Biomarker analysis of metastatic castration-resistant prostate cancer patients who received ipatasertib plus abiraterone in the phase III IPATential150 trial
The phase III IPATential150 trial previously reported a decrease in the risk of progression with the administration of ipatasertib and abiraterone in metastatic castration-resistant prostate cancer (mCRPC) who also had PTEN loss. In an exploratory analysis reported at ASCO GU 2021, PTEN loss was found to be proportional to risk of progression
Reported at ESMO 2020, the phase III IPATential150 trial found that ipatasertib (IPAT) plus abiraterone (ABI) decreased the risk of progression in a first-line setting for patients with metastatic castration resistant prostate cancer (mCRPC) with PTEN loss (HR[95%CI]: 0.77[0.61-0.98], P= 0.0335). This benefit was not observed in the intention-to-treat population, however. In this study, PTEN loss was defined as ≥50% loss of cytoplasmic staining on immunohistochemistry (IHC). Presented at ASCO GU 2021, an exploratory analysis now investigates the impact of different IHC PTEN loss cut-offs on treatment efficacy, the concordance between IHC and next-generation sequencing (NGS) PTEN assessment, and the role of other genomic alterations on treatment efficacy.
This study randomised (1:1) 1101 treatment-naïve mCRPC patients to receive ipatasertib (400 mg, 4 times daily) plus abiraterone (1000 mg, 4 times daily) or placebo plus abiraterone to the same dosing schedule. The primary endpoint of this study was radiographic progression-free survival (rPFS). The exploratory analysis of this trial assessed PTEN loss via IHC staining in 10% increments from 10% to 100% loss. Tumour genomic profiling was assessed with NGS.
Combination benefit was proportional to PTEN loss
In this exploratory analysis, the benefit with IPAT plus ABI was consistent across all IHC-assessed PTEN loss increments, with the risk of progression decreasing with each 10% increment increase (10% PTEN loss HR[95%CI]: 0.84[0.69-1.02]. 100% PTEN loss HR[95%CI]: 0.65[0.39-1.08]). Furthermore, above 50% PTEN loss, a distinct benefit with the combination was also observed. 70% (N= 518) of patients were PTEN NGS evaluable. In contrast, patients with PTEN intact did not receive an rPFS benefit with IPAT plus ABI (60% PTEN intact HR[95%CI]: 0.97[0.77-1.22]).

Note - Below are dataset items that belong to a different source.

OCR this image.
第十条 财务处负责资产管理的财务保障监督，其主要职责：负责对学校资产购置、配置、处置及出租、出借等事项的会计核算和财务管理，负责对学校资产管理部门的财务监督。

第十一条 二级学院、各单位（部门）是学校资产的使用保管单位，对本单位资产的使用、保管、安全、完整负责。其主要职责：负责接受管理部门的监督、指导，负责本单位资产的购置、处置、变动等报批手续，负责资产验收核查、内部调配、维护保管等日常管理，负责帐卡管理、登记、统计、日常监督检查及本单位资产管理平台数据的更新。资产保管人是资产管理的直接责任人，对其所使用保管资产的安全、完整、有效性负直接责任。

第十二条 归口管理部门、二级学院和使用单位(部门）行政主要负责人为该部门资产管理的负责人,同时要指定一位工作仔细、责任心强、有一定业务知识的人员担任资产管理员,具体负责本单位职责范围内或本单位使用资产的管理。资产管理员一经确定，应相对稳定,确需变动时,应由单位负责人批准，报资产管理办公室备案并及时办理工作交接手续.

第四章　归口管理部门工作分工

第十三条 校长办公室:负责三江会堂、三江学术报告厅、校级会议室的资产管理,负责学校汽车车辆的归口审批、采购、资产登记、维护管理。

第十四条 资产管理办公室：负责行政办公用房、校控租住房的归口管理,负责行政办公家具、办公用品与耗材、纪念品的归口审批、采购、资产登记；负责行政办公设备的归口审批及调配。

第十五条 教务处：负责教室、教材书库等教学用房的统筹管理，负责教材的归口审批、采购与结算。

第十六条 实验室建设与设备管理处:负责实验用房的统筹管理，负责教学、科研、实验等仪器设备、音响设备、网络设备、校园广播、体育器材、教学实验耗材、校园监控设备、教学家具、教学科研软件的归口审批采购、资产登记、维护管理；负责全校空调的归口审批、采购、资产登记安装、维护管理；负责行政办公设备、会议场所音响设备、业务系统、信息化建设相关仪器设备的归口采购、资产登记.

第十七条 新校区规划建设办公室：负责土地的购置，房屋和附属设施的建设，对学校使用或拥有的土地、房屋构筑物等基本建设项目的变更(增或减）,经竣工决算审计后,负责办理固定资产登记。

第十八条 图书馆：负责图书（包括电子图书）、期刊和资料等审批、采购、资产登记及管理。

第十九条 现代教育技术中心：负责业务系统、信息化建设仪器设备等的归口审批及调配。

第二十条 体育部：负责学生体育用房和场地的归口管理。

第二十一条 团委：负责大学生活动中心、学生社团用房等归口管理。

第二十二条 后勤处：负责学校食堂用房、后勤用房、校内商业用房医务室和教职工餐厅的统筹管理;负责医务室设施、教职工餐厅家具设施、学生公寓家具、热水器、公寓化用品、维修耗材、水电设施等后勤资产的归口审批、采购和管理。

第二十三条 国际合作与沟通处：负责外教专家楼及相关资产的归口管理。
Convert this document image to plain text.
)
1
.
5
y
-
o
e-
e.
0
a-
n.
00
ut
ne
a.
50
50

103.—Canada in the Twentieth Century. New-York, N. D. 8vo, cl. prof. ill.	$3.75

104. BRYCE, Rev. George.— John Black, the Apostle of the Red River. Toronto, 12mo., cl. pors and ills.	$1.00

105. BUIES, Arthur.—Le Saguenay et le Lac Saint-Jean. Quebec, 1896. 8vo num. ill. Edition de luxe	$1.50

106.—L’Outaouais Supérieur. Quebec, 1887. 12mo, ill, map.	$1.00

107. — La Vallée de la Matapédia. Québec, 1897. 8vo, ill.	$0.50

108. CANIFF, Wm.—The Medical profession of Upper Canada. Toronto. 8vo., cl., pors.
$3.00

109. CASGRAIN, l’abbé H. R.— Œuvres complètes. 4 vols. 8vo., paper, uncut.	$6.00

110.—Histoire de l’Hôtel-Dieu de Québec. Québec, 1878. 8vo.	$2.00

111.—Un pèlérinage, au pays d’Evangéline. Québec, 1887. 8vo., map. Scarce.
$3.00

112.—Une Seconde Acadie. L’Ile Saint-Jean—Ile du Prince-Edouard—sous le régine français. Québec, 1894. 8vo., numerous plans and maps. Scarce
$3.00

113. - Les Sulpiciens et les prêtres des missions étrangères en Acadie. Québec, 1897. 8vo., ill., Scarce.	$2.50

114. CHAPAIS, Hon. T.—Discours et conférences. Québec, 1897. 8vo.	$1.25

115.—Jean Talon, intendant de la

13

Concordance between IHC and NGS in the evaluation of PTEN loss was comparable between the two modalities, with an overall agreement of 85.5%. Of the 208 samples with PTEN loss via NGS, 91.3% had PTEN loss by IHC. Conversely, of the 247 samples with PTEN loss via IHC, 76.9% had PTEN loss by NGS. The study combination of IPAT plus ABI also provided an rPFS improvement over ABI alone when PTEN loss was assessed by NGS (19.1 months vs. 14.2 months; HR[95%CI]: 0.65[0.45-0.95]). Assessed by NGS, patients with genomic alterations to PIK3CA/AKT1/PTEN derived a comparable benefit (19.3 months vs. 14.1 months; HR[95%CI]: 0.63[0.44-0.88]), more so than those who did not have genomic alterations (17.7 months vs. 16.6 months; HR[95%CI]: 0.93[0.72-1.18]). Previously reported, compared to PTEN intact patients, PIK3CA/AKT1 alterations were associated with a worse prognosis.
This exploratory analysis demonstrated a consistent rPFS benefit with IPAT plus ABI, compared to ABI alone with more stringent IHC PTEN loss cut-offs. Furthermore, this analysis found good concordance between IHC and NGS PTEN loss assessment, and identified a subgroup of patients with PIK3CA/AKT1/PTEN alterations that also benefitted from the therapeutic combination. These results further support the use of IPAT plus ABI as a first-line treatment option for mCRPC patients, extending this recommendation to mCRPC patients with PIK3CA/AKT1 alterations.
De Bono JS et al., PI3K/AKT pathway biomarkers analysis from the phase III IPATential150 trial of ipatasertib plus abiraterone in metastatic castration-resistant prostate cancer. Presented at ASCO GU 2021; Abstract 13.